Sapporo, ile d’hokkaido, poste frontiere de l’aeroport. Flo ressort des toilettes morte de rire. Toute curieuse, elle a appuye sur tous les boutons, et un jet d’eau provenant de la cuvette lui est passe par dessus la tete pour aller s’ecraser sur la porte des toilettes. On a vite compris que le jet est prevu pour nettoyer les fesses mais comme elle n’etait suffisament recule sur le siege, le jet est partit en l’air. On le saura pour la prochaine fois. Le jet qui peut etre dirige egalement pour la toilette intime des dames, est reglable egalement en puissance. La cuvette est bien sur chauffante, et un bouton permet d’imiter le bruit de la chasse d’eau afin de masquer les plus disgracieux. Une bonne entrée en matiere. De mon cote, le douanier me montre du doigt en me disant tout plein de chose que je ne comprend evidement pas. Le fou rire monte doucement, quand sa collegue venu a la rescousse prononce des mots qui semble plus familier. ‘Fever’. Me voila bien. J’ai de la fievre. Je m’en doutais, le froid polaire des magasins de hong kong regulierement alterne par la moiteur exterieure, rien de mieux pour un bon rhume. Malheureusement, j’ai betement laisse de quoi la faire tomber dans les bagages. Le gars me pointe un espece de stylo sur le front, et me le montre. 38.2. S’en suit tout un tas de question dans un anglais tres oriental, auxquelles je repond toujours non. Je ne savais pas, je ne me sens pas malade, je n’ai pas de frissons, ni de vomissement rien, la pleine forme.
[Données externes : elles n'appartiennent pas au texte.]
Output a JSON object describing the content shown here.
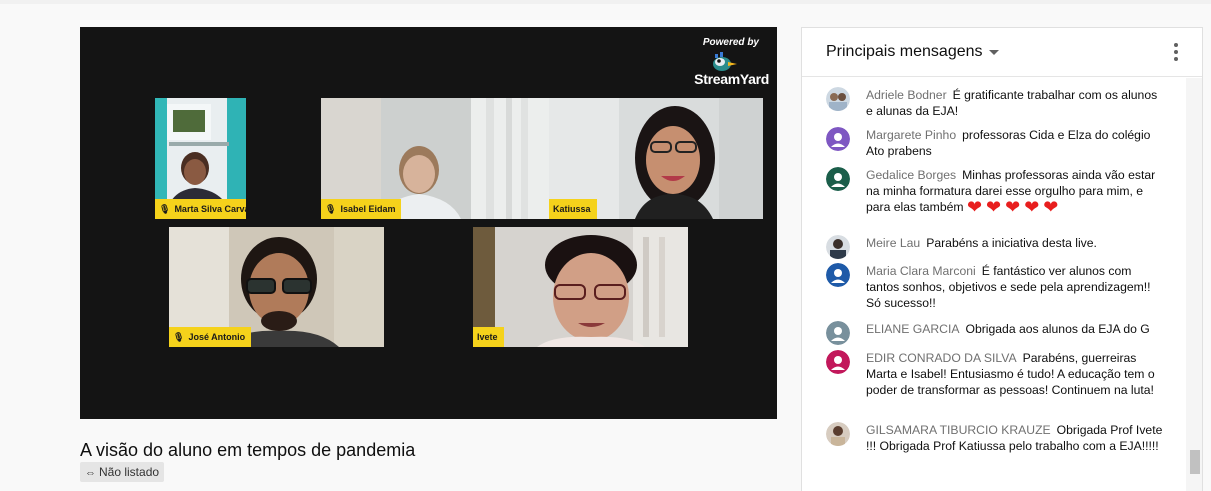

Tres etonne la dame me demande alors si j’ai bu beaucoup d’alcool dans l’avion. 1 verre de vin. Elle ne semble pas convaincu que ce soit une explication valable pour expliquer ma fievre. Moi non plus. Puis la question fatale que je redoutais: d’ou veanez vous? De hong kong ma petite dame, de Hong Kong comme tous les gens de l’avion. Ca a pas suffit. Son anglais tres approximatif nous a sauve du mensonge: where do you live? Ouffff. En france on vit en france, la ou ya ni H5N1, ni malaria, ni dingue, ni cholera. Elle c’est radoussit, m’a donne un petit papier rouge et m’a laisse passe. Sans penser regarder les visas sur le passeport. On la echape belle. Le petit papier rouge doit etre presente au medecin que je dois consulter si je suis toujours malade, afin qu’il procede a la mise en quarantaine. Je le froisse discretement au fond de ma poche…
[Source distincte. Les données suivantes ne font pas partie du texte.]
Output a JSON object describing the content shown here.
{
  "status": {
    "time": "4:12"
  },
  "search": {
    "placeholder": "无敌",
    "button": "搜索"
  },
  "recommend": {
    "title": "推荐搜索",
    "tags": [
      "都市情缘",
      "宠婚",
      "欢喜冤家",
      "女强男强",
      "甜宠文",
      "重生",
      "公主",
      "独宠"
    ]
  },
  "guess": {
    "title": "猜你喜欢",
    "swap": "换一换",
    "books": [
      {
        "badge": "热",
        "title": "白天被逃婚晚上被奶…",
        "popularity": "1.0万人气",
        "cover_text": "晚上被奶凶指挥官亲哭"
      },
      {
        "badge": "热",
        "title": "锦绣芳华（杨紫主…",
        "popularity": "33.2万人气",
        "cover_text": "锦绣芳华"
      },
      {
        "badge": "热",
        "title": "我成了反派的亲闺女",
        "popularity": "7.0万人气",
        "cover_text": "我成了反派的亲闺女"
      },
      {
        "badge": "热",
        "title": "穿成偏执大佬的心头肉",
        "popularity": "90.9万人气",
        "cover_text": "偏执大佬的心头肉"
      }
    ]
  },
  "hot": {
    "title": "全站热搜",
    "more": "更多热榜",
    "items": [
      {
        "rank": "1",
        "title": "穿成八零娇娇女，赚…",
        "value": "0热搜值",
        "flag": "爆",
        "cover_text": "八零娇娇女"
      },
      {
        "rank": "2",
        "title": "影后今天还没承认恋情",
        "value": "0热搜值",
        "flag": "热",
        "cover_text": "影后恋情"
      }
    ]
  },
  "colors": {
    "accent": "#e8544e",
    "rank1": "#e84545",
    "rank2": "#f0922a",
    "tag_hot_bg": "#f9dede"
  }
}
Puis c’est au tour de l’imigration. Il semble perplexe devant nos passeports. Tourne et retourne chaque page. On dirait qu’pense avoir a faire a un faux. Mais le probleme est tout autre. Je crois qu’il ne sait meme pas dans quel sens le tenir. Il comprend rien. Son voisin non plus. Il semblerait qu’il n’y ai pas beaucoup d’occidentaux qui arrive a la douane de Sapporo. L’un deux s’excuse, prend les passeport et rentre dans un bureau.
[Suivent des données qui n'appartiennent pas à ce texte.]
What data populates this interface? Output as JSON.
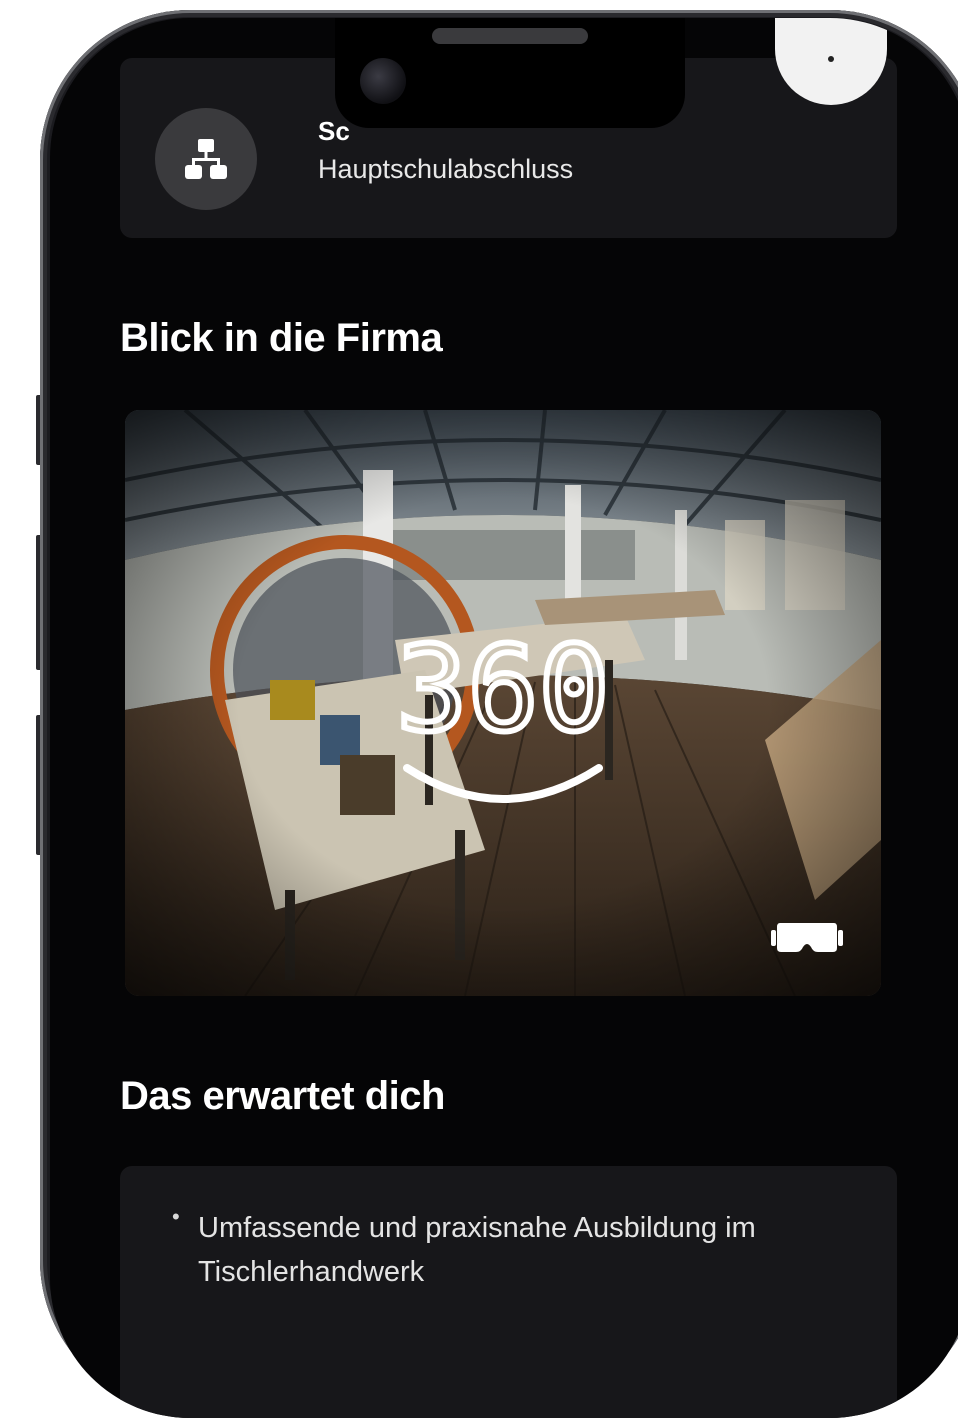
{
  "info_card": {
    "label": "Sc",
    "value": "Hauptschulabschluss",
    "icon": "org-chart-icon"
  },
  "section_company": {
    "title": "Blick in die Firma"
  },
  "media": {
    "badge_text": "360",
    "vr_icon": "vr-headset-icon"
  },
  "section_expect": {
    "title": "Das erwartet dich",
    "items": [
      "Umfassende und praxisnahe Ausbildung im Tischlerhandwerk"
    ],
    "bullet": "•"
  },
  "colors": {
    "background": "#050506",
    "card": "#17171a",
    "text": "#ffffff"
  }
}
Nous attendons relivement amuses. Le groupe de touristes chinois qui remplissait presque tout l’avion a fini de passer et il n’y a plus que nous dans la salle. Les douaniers ferment leurs gichets un a un. Un moment plus tard, le notre ressort, s’excuse une bonne dizaine de fois nous dit que tout est ok. Pas tout a fait en fait car il a inverse les 2 petites fiches d’immigrations. Le voila qui reecrit tout a la main. Nouvelles volee d’excuses, et nous voila enfin au Japon!